「世界侵略のススメ」のススメ

 「マイケル・ムーアじゃねぇよ!」でお馴染みのマイケル・ムーアが世界を侵略する映画。侵略と言っても、ヨーロッパを中心に、アメリカにはないすぐれた社会制度などを紹介するという内容。


 イタリアでは、普通のサラリーマンにとって長期バカンスが当たり前。実は私、昔フリーターをやっていて、南米を一人旅したことがあります。その時出会った日本人は、海外長期滞在に埋没した世捨て人か、退職した高齢者の団体旅行ばかり。対して、ヨーロッパの人々は「1か月休みをとって来たんだよ」とか「世界一周してるとこなんだ」と言う働き盛りの人がたくさん。日本の常識が世界の常識ではないことを知りました。

 フィンランドの学校は宿題廃止。更に「脳をずっと酷使していると学べなくなる」と授業を減らした結果、学力が伸びた。アメリカ留学から帰ってきた生徒がホッとしたことが、選択式のテストがないこと。フィンランドのテストは自分の頭で考えて書く。そのためには正確に知らないと書けない。もちろん評価する側の先生も自分の頭で考えねばならない。
 フィンランドの先生たちが声をそろえて言うのが「全国学力テストは廃止すべき」ということ。なぜなら、「テストで点を取るための訓練は教育ではない」から。「学校は幸せになる方法を見つける場所でしょ?」とサラッと言えるフィンランドの先生、カッコイイと思います。
 
 アメリカでは教育はビジネスだが、フィンランドは子ども優先(ホントはそれが当然なんだけど・・・)。遊具を設置するときも、建築家に子どもと話をさせ、子どもの意見を取り入れる。「子どものくせに」という発想はなく、一人の人間として尊重する。正に『子どもの権利条約』の精神です。
 実は、フィンランドの教育を成功させた方策の多くはアメリカからの発想。問題意識をもって自分で考える。自分も他人も尊重できて、幸せに生きる方法を自分自身で見つける力を育てる。子どもたちは遊び、交流し、人として成長する。人生を学校で完結させない。
 いつの間にかアメリカはテストの点数と金儲けばかりを優先する教育になってしまいました。さて、我が日本の教育の行方は…

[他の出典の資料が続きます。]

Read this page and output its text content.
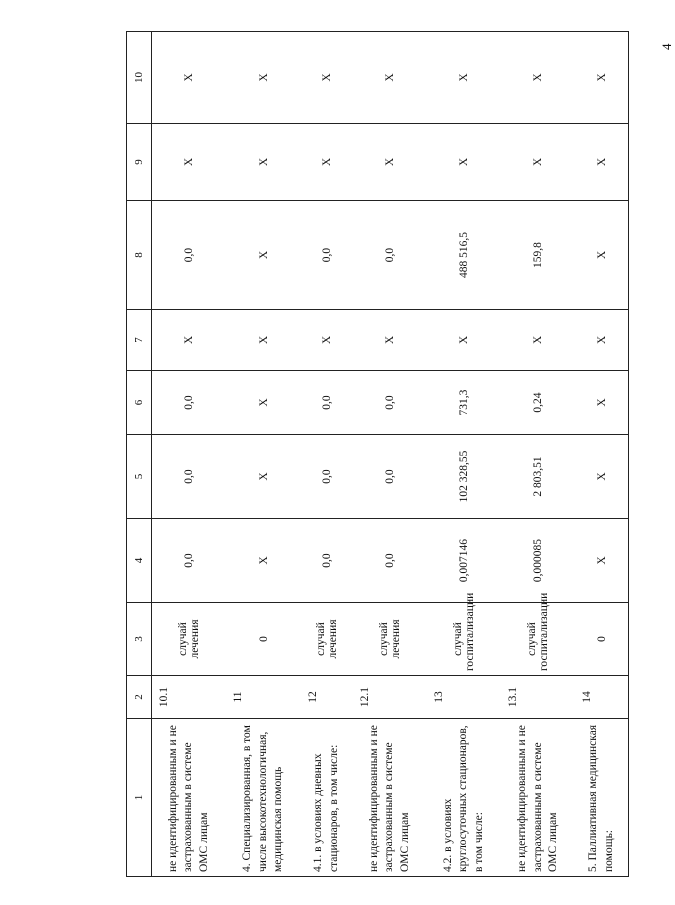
4
1	2	3	4	5	6	7	8	9	10
не идентифицированным и не застрахованным в системе ОМС лицам	10.1	случай лечения	0,0	0,0	0,0	X	0,0	X	X
4. Специализированная, в том числе высокотехнологичная, медицинская помощь	11	0	X	X	X	X	X	X	X
4.1. в условиях дневных стационаров, в том числе:	12	случай лечения	0,0	0,0	0,0	X	0,0	X	X
не идентифицированным и не застрахованным в системе ОМС лицам	12.1	случай лечения	0,0	0,0	0,0	X	0,0	X	X
4.2. в условиях круглосуточных стационаров, в том числе:	13	случай госпитализации	0,007146	102 328,55	731,3	X	488 516,5	X	X
не идентифицированным и не застрахованным в системе ОМС лицам	13.1	случай госпитализации	0,000085	2 803,51	0,24	X	159,8	X	X
5. Паллиативная медицинская помощь:	14	0	X	X	X	X	X	X	X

 ノルウェーの刑務所は自由で快適。唯一の「罰」は家族や友人に会う自由を制限されること。厳罰で「懲らしめる」のではなく、刑務官や受刑者とのつながりを通して人間的な温かさを取り戻し、社会復帰させるという発想。再犯率は世界で最も低く、もちろん死刑はない。上から高圧的に懲らしめても再犯率は下がらない。(生徒指導に通じるものがありますね)
 映画では、テロで息子を殺された父親に「犯人を殺したくないか」という質問をぶつけます。すると父親は「犯人と同じレベルに堕ちたくはない」と答えていました。「やられたらやり返す」では何も解決しないというコンセンサスが国全体で共有されています。

 もちろんどの国も問題は山積で、いいところばかりではありません。民主主義の成熟度も違うので、形だけ真似しても、上手くいかない部分もあるでしょう。ただ、ヨーロッパの進んだ民主主義、特に教育のあり方から学ぶところは多いと思っています。